И они остались в комнате, уставленной мешками сахара, крупы и муки. На стенах висели венки лука, длинные связки коричневых сухих грибов. Под постелью Верхотурского стояло корыто, полное золотого пшена, а военкомы, подходя к своим дачным, складным кроваткам, ступали осторожно, чтобы не повредить громадных глиняных горшков с повидлом и маринованными грушами, стеклянных банок с малиновым и вишневым вареньем. Они ночевали в комнате, превращенной в кладовую, и хотя комната была очень велика, в ней негде было повернуться, ибо Марья Андреевна славилась как отличная хозяйка, а доктор имел большую практику в окрестных деревнях.

II

— Положение хуже губернаторского, — сказал Факторович.
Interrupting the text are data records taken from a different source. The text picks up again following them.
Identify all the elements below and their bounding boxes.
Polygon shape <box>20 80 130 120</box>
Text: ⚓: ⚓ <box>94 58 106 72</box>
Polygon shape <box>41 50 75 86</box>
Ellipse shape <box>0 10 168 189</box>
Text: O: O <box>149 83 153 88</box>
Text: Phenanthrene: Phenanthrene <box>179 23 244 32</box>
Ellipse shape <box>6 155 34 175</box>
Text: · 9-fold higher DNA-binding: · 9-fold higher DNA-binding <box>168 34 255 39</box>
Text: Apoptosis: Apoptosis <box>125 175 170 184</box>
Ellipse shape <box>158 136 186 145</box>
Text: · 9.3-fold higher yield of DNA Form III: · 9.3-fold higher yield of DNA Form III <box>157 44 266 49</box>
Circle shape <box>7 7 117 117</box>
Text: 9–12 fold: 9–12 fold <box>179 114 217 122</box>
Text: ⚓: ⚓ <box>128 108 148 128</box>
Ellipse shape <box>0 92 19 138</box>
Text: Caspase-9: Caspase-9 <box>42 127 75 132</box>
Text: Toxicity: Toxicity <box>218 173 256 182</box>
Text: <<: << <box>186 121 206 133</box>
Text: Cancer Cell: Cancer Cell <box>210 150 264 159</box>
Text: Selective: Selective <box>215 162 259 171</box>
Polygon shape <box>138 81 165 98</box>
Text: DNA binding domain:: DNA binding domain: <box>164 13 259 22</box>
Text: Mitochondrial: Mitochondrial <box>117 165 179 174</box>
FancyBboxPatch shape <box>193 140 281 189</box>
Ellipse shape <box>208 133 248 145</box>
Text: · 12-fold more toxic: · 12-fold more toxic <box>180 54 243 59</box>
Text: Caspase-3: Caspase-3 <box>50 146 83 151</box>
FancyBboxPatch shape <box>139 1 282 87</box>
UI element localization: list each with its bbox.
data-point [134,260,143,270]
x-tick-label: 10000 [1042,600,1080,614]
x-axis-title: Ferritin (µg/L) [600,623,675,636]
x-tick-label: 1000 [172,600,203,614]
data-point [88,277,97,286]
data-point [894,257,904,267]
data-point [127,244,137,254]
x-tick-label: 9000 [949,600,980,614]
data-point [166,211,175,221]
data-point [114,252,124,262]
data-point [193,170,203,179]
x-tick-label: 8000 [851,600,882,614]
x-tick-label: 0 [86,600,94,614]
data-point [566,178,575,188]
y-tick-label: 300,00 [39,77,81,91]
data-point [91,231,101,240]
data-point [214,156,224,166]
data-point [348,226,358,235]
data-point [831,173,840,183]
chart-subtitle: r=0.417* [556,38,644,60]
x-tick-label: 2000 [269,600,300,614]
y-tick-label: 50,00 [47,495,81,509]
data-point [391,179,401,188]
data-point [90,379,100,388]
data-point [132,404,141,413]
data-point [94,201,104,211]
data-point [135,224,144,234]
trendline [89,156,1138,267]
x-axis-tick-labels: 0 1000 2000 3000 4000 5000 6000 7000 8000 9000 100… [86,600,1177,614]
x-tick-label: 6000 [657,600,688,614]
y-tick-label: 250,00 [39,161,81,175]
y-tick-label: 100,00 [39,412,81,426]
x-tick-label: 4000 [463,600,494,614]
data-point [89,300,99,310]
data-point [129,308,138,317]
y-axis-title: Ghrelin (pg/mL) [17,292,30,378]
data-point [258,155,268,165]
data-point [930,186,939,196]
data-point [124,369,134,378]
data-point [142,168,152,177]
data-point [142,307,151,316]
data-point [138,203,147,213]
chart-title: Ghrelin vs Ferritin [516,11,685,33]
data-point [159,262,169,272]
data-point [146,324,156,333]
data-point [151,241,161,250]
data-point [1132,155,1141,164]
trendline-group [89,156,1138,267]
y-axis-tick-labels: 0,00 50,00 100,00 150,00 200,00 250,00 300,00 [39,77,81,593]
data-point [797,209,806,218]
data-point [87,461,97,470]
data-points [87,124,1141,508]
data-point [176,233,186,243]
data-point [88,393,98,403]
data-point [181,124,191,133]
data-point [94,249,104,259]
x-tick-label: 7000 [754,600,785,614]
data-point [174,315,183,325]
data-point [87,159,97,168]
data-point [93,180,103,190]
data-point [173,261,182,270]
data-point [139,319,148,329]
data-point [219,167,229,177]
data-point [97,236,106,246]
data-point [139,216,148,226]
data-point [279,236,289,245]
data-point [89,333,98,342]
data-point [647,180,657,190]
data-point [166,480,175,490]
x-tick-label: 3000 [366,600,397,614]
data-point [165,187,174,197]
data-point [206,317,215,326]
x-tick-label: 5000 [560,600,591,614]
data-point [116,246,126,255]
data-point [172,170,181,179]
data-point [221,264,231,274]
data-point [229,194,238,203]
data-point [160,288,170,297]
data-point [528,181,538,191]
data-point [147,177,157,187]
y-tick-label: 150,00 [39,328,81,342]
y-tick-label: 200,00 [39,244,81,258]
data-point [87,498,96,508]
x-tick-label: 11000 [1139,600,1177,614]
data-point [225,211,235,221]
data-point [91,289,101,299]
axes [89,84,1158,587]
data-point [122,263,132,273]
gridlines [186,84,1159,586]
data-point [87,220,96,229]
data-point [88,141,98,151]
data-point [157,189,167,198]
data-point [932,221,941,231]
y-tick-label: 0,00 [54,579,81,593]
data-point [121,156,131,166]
— Да, хуже, — подтвердил Москвин.

Факторович подошел к окну. Площадь была пуста.

— Как много камней, — удивленно пробормотал он и спросил: — Что же делать?

— А я почем знаю, — ответил Москвин.

— Продолжать шахматное состязание, — предложил Верхотурский.

— Вам смешно, — сказал Факторович, точно Верхотурский был в лучшем положении, чем он и Москвин.

— Пожалуйста, завтракать! — крикнула в коридоре Марья Андреевна.

Они пошли в столовую. Москвин посмотрел на стол: белый хлеб, масло, мед, повидло, большая кастрюля сметаны, на блюде в облаке пара высилась гора лапши, смешанной с творогом, в глубоких тарелках лежали редька, соленые огурцы, кислая капуста.

— Э, как-нибудь, — крякнул Москвин и сел за стол.

Он первым справился с лапшой, и Марья Андреевна спросила:

— Вам можно еще?

— Большое спасибо, — сказал он и ударил под столом ногами, как испугавшийся заяц.

— Большое спасибо — да или большое спасибо — нет? — рассмеялась Марья Андреевна и положила ему вторую порцию.

— Если можно, я тоже съем еще, — сердито сказал Факторович и подмигнул шумно глотавшему и почему-то смущенному Москвину.

В столовую вошел длиннолицый мальчик в очках, лет четырнадцати-пятнадцати. К груди он прижимал толстую книгу в блестящем желтом переплете.

— А, Коля, — сказали одновременно Факторович и Москвин.

Мальчик пробормотал:

— Здравствуйте.

После этого он споткнулся и, садясь, так загрохотал стулом, что Марья Андреевна вскрикнула.

Мальчик ел, глядя в книгу, и ни разу не посмотрел в свою тарелку.

— Вы не боитесь, юноша, угодить себе вилкой в глаз? — спросил Верхотурский.

Мальчик мотнул головой.

— Ах, это несчастье! — сказала Марья Андреевна. — У меня сердце обливалось кровью, пока я привыкла. Доктор, доктор, — закричала она, — завтрак давно простыл! — и, обращаясь к Верхотурскому, сказала: — Вы поверите, за тридцать лет не было случая, чтобы он пришел вовремя к столу. Вечно приходится по десять раз подогревать и носить из кухни в столовую. Прислуга его ненавидит за это.

В дверях показался доктор.

— Иду, иду, иду… помою руки и моментально сажусь за стол.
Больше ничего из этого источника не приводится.